Let your shirt say what you feel: Hyderabad company creates programmable T-shirt
If your college has a problem with T-shirts that make a statement, here is something new that they will have to deal with. A Hyderabad-based company, Broadcast, has created the country’s first-ever programmable T-shirt.
Ayyappa Nagubandi says, “We were tired with the boring options of shirts available for men. We wanted to create better fashion choices and so we started off with the idea of a digitally interactive T-shirt. One where you could put any message that you could type on your phone.”

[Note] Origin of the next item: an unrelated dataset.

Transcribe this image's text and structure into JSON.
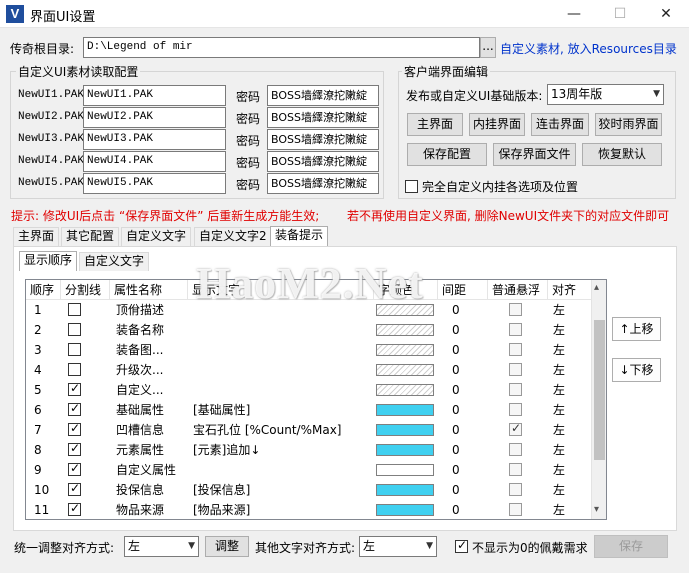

The shirt makes use of basic technology. You have a circuit board, a set of regular LEDs, a battery and a Bluetooth chip to connect to a phone. “We toyed around with the idea for a while and after researching we started using LEDs. The thing with LEDs is that it is great for using for a product, but when it comes to wearing it, it can be quite bulky and uncomfortable,” explains Ayyappa.
So the team worked on a plan B. Instead of the regular LEDs they started using SMD LEDs, Surface Mountable Diode LEDs that are as thin as one millimetre. But the challenges were plenty.
“When we were testing out the circuit board, things worked well, but the challenge to create the same on a shirt was tricky. A circuit board is made of plastic and wearing that will cause discomfort, so we soldered the LED circuit onto a cotton cloth,” he says, adding, “But soldering a cloth is not easy as it burns, so we used a special chemical and then soldered it together. What you have now is a flexible circuit board that doesn’t cause any discomfort.”
A shirt has close to 800 LEDs and is powered by a battery that can be charged. “Currently we use a 1,500 maH battery that lasts for six hours,” he explains.
How it works
“Users will have to download the Broadcast app and then connect their phones to the T-shirt using Bluetooth. Then, whatever message or illustration they type will get transmitted onto the T-shirt,” says Ayyappa. Currently, the group manually creates everything and the plan is to mobilise funds for a manufacturing unit.
“Each circuit takes us at least a day to prepare. The shirts are from vendors in the city, but since the circuits are made by us, and the soldering process on the cloth is something that we developed, there are costs at every step. So the costs could be high,” he says.